The 10th-percentile wage — what new financial risk specialists typically earn — is $53K/year. Take-home on that works out to about $3,167/month. At HUD’s $1,144/month FMR, rent would take 36% of that take-home — above the 30% guideline, so a 1-bedroom or shared housing is likely necessary starting out.
Is financial risk specialist a high-paying job in Indiana?
Local pay runs 15% below the national median — $99K here vs. $117K nationally. Cost of living is 8% below the national average, which narrows that gap in real purchasing power.
How does Indiana compare to the national average for financial risk specialists?
Indiana pays $99K median vs. the U.S. average of $117K — that’s -15%. After adjusting for local cost of living (RPP 91.81), the purchasing-power equivalent is $108K — below the national median.
How much do financial risk specialists make in Indiana?

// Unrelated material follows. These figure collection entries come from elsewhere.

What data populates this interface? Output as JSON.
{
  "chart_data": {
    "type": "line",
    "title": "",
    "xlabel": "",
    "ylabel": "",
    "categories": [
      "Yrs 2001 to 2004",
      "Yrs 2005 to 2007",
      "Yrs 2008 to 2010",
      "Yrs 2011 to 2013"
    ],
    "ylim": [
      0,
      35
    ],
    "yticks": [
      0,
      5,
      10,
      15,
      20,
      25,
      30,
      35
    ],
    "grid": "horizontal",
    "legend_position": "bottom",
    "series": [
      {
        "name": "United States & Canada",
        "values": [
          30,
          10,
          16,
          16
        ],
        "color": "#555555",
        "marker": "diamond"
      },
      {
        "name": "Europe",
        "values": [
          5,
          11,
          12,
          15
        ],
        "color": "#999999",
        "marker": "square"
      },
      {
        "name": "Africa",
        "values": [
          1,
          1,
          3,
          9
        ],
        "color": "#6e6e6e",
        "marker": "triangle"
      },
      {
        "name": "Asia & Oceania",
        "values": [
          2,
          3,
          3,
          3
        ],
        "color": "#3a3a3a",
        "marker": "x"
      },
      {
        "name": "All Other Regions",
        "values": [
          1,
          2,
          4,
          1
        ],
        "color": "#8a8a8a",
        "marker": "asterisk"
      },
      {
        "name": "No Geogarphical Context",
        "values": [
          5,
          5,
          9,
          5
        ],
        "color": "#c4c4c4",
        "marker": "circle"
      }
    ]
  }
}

The median is $99,250 a year, that works out to about $48 an hour. But the range is wide: entry-level workers start around $52,780, and experienced financial risk specialists can clear $159,050. These are BLS numbers, based on employer-reported data, not self-reported surveys.
Is $99K enough to live in Indiana?
On that salary, you'd take home roughly $6,265/month after taxes. A 2-bedroom here rents for about $1,144/month, which eats 18.3% of your paycheck. That's under the 30% guideline most financial planners use, so the numbers work.
How far does a financial risk specialists salary go in Indiana?
Indiana has a Regional Price Parity of 91.81 (100 is the national average). That's below average, your money stretches further here than the raw salary number suggests. After cost-of-living adjustment, the median financial risk specialists salary is worth about $108,104 in national-average purchasing power.
Where do financial risk specialists get paid the most?
The table above ranks every state by median pay for this role. Keep in mind that the highest-paying states tend to have the highest costs of living, so the top salary doesn't always mean the most money in your pocket.